Menurut Ahok, melalui penggunaan e-budgeting, dokumen APBD yang diajukan ke
Kemendagri tidak perlu paraf Ketua DPRD DKI. Setelah mendapat evaluasi
Kemendagri, baru ditandatangani antar eksekutif dengan legislatif.
"Sekarang
enggak boleh pakai paraf lagi, karena sudah pakai lock dan pakai password.
Supaya tidak ada lagi orang si A, si B merubah-rubah anggaran. Ini DPRD gila
nih," kata Ahok.
13 Februari 2015
Mendengar
sikap Ahok yang selalu menuding DPRD DKI Jakarta, ketua DPRD Prasetyo pun
angkat bicara dan meluapkan kekesalanya lantaran tersinggung dengan
perkataannya.
"Saya
ingin mengklarifikasi pernyataan Gubernur di sini, bahwa saya bukan oknum.
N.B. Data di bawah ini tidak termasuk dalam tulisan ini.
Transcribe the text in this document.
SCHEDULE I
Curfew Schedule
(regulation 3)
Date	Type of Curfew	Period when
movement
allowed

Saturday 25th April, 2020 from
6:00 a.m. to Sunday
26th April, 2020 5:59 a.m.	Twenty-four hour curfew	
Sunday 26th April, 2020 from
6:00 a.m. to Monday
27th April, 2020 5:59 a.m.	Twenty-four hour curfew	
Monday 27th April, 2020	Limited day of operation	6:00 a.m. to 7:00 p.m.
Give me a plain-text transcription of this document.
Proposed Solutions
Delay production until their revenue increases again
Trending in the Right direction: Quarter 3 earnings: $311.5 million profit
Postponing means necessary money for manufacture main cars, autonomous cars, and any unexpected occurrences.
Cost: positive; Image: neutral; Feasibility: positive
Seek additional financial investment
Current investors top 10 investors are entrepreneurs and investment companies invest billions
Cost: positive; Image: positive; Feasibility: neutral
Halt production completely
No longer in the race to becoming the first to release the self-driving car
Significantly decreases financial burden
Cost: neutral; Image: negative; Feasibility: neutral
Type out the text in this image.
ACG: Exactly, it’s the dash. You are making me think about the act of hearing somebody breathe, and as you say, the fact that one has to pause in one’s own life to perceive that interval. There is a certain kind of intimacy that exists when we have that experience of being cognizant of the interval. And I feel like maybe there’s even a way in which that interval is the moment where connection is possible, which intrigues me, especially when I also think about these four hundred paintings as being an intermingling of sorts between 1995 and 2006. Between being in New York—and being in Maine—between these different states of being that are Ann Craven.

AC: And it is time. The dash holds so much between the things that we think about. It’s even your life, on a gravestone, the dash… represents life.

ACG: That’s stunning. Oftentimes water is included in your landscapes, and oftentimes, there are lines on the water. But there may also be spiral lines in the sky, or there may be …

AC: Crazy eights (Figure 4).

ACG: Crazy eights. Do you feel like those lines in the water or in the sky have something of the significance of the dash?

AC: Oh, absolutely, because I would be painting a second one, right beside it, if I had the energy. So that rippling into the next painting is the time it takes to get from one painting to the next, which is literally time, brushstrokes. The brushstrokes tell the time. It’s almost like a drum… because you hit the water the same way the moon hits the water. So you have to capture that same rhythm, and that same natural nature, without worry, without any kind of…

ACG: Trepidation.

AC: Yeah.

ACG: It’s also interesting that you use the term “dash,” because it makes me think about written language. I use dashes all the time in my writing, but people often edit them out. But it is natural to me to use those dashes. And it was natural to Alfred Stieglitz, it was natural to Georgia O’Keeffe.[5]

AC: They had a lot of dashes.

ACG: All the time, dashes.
Saya
sebagai pimpinan lembaga di sini sebagai ketua DPRD melihat rancangan 2015 yang
bukan kita bahas dan sepakati yang ternyata dikirim ke sana, ke
Kemendagri," ujar Prasetyo ketika dalam konferensi pers di Gedung DPRD
DKI, Jalan Kebon Sirih, Menteng, Jakarta Pusat, Jumat (13/2/2015).
Sebelumnya,
dikatakan Prasetyo, Ahok telah menuding ada oknum di DPRD yang sengaja
mengirimkan surat ke Kemendagri meminta draft APBD ditolak karena tak mendapat
legalitas dari DPRD.
"Kami
disini juga akan mengklarifiasi, kita akan langsung sebut nama orangnya saja
lah. Saya mengimbau keepada Gubernur bahwa harus pakai etika lah kalau bicara.
Karena sudah banyak sekali permasalahan di Jakarta ini yang situasinya hanya
menyalahkan orang saja," ujar Prasetyo kesal.
Prasetyo juga
mengaku merasa tertipu dengan dengan apa yang dilakukan eksekutif terkait APBD
2015.
"Saya
sebagai Ketua DPRD merasa ditipu, apa yang dilaksanakan oleh eksekutif mengenai
APBD 2015. Karena pada saat saya ketok palu APBD 2015 tanggal 27 Januari
sebesar Rp 73,8 triliun. Jadi masalah buat saya, karena saya harus bertanggung
jawab kepada 106 anggota DPRD, di mana pembahasan per komisi kok enggak ada,
dan anggaran dikirim gelondongan saja ke Mendagri tanpa sepengetahuan
DPRD," kata Prasetyo sambil meluapkan kekesalannya
14 Februari 2015
Karena
perselisihan belum juga menemukan titik temu, Ahok mengaku telah melaporkan
permasalahan itu kepada Presiden Joko Widodo (Jokowi).
"Saya
sudah lapor pak Joko Widodo. Pak Joko Widodo tau persis persoalan ini,"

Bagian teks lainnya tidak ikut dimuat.